In laying out general ground rules, the document tells the media, “All interviews with service members will be on the record.” Interviews with pilots and aircrew members are authorized “upon completion of missions; however, release of information must conform to these media ground rules.” Visible light sources, such as flash cameras or television lights, will not be allowed when operating with forces at night unless approved in advance.
“Battlefield casualties may be covered by embedded media as long as the service member’s identity is protected from disclosure for 72 hours” or upon notification of next of kin, whichever comes first, the document says.
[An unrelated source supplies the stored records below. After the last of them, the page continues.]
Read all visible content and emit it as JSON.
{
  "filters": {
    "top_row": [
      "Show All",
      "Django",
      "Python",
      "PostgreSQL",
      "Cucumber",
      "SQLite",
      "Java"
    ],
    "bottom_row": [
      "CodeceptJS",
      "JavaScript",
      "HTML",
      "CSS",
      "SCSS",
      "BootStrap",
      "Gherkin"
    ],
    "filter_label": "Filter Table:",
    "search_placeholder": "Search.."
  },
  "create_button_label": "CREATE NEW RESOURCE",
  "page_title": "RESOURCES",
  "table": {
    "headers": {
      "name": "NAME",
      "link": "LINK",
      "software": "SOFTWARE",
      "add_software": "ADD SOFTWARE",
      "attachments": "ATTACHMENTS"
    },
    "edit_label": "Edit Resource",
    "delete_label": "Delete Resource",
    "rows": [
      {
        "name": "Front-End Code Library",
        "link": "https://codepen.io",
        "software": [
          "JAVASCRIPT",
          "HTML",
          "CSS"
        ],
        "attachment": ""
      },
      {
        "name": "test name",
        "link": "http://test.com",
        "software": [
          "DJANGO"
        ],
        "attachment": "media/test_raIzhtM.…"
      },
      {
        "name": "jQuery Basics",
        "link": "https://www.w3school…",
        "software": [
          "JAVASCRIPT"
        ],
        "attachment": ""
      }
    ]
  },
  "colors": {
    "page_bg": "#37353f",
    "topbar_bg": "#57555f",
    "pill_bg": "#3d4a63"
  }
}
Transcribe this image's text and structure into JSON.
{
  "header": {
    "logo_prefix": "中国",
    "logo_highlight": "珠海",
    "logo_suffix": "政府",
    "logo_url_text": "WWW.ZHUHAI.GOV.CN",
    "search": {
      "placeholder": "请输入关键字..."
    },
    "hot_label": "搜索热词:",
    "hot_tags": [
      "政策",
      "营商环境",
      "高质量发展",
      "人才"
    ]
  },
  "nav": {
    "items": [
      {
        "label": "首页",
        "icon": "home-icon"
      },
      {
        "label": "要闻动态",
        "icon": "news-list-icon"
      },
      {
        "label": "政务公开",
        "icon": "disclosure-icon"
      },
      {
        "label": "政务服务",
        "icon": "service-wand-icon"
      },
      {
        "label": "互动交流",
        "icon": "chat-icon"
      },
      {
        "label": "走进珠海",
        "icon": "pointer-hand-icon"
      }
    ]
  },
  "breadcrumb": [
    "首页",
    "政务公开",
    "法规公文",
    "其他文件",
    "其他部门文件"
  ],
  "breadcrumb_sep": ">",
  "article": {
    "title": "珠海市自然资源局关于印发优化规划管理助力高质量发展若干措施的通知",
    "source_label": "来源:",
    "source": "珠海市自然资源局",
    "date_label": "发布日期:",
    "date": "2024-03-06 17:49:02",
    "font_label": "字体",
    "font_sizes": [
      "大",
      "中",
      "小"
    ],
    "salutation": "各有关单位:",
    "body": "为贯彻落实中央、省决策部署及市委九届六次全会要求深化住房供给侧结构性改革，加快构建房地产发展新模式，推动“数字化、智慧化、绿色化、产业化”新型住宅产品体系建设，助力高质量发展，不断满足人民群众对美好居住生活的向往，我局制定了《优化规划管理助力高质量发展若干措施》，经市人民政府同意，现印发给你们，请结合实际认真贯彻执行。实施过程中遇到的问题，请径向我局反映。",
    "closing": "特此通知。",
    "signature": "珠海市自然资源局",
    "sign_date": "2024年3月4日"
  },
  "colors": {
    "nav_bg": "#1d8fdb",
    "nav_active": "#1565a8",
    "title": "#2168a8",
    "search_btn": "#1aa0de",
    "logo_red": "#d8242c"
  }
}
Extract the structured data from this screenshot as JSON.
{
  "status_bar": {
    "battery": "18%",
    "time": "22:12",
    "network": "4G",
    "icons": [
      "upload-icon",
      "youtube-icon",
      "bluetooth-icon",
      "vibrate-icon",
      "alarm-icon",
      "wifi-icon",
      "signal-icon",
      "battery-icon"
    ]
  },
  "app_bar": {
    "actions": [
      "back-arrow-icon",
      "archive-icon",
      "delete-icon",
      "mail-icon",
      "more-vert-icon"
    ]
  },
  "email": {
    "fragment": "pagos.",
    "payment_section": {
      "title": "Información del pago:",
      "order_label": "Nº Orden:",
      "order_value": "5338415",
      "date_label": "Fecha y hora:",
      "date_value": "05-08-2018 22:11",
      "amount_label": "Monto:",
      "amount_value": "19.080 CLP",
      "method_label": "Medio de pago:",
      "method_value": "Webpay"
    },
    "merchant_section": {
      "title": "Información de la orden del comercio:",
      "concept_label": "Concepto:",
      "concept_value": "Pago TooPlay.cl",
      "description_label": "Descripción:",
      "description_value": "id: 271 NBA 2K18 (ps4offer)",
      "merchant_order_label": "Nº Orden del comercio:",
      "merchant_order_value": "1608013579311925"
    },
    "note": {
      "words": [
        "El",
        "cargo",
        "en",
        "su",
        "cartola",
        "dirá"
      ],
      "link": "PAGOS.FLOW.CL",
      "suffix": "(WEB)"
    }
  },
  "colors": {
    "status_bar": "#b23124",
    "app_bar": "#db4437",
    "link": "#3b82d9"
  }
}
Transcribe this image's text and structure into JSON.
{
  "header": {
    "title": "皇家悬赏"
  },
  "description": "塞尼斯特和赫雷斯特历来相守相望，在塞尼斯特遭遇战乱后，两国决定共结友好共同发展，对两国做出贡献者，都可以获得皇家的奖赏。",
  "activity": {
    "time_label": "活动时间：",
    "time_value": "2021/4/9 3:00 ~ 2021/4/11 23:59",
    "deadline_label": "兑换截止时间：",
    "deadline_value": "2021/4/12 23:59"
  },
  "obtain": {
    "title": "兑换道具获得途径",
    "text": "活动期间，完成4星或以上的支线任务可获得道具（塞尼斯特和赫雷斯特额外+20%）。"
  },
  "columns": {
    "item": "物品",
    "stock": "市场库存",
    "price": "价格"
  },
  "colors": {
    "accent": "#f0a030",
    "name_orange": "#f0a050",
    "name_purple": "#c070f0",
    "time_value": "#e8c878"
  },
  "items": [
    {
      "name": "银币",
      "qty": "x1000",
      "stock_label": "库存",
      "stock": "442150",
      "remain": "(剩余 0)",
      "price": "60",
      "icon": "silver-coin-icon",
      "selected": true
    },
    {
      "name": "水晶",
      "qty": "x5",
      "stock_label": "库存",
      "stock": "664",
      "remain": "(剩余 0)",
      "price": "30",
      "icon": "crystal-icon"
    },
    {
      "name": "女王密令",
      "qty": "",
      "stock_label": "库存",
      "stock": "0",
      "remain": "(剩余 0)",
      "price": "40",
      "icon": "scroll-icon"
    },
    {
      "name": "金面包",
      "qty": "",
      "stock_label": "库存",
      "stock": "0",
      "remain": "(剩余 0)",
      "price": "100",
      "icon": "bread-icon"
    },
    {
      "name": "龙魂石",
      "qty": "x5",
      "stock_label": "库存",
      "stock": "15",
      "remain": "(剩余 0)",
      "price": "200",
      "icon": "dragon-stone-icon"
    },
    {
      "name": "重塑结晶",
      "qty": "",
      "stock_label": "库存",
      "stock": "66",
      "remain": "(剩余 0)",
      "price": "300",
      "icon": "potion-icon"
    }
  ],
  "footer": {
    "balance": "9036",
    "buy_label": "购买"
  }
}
In addition, media visits to medical facilities will be supervised.
Among the 19 “not releasable” categories of information (besides those already mentioned) is any mention of a specific number of troops, aircraft, or ships below very large levels.
* Photography showing level of security.
* Rules of engagement.
* “Information on effectiveness of enemy camouflage, cover, deception, targeting ,direct and indirect fire, intelligence collection, or security measures.”
* Information on effectiveness of enemy electronic warfare.
* “Information on missing or downed aircraft or missing vessels while search and rescue and recovery operations are being planned or underway.”
* Photographs or broadcast showing an enemy prisoner of war or detainee’s “face, nametag, or other identifying feature.”
Material that will be “releasable”:
* “Approximate friendly casualty figures by service.”
* Within certain limits, “embedded media may … confirm unit casualties they have witnessed.”
* Figures on enemy personnel detained or captured.
* “Size of friendly force participating in an action or operation can be disclosed using approximate terms.”
* Information and location of military targets and objectives previously under attack.
* Generic description of origin of air operations, such as “land-based.”
* Types of ordnance expended in general terms.
* Number of missions or sorties flown.
* Names and hometown of military units and service member names and hometowns with their consent.
The document also notes that the military units are responsible for ensuring that all embedded journalists and their news organizations have signed the “release, indemnification, and hold harmless agreement and agreement not to sue” found at http://www.defenselink.mil/news/Feb2003/D20030210embed.pdf.
It further notes, “Media embedded with U.S. forces are not permitted to carry personal firearms.”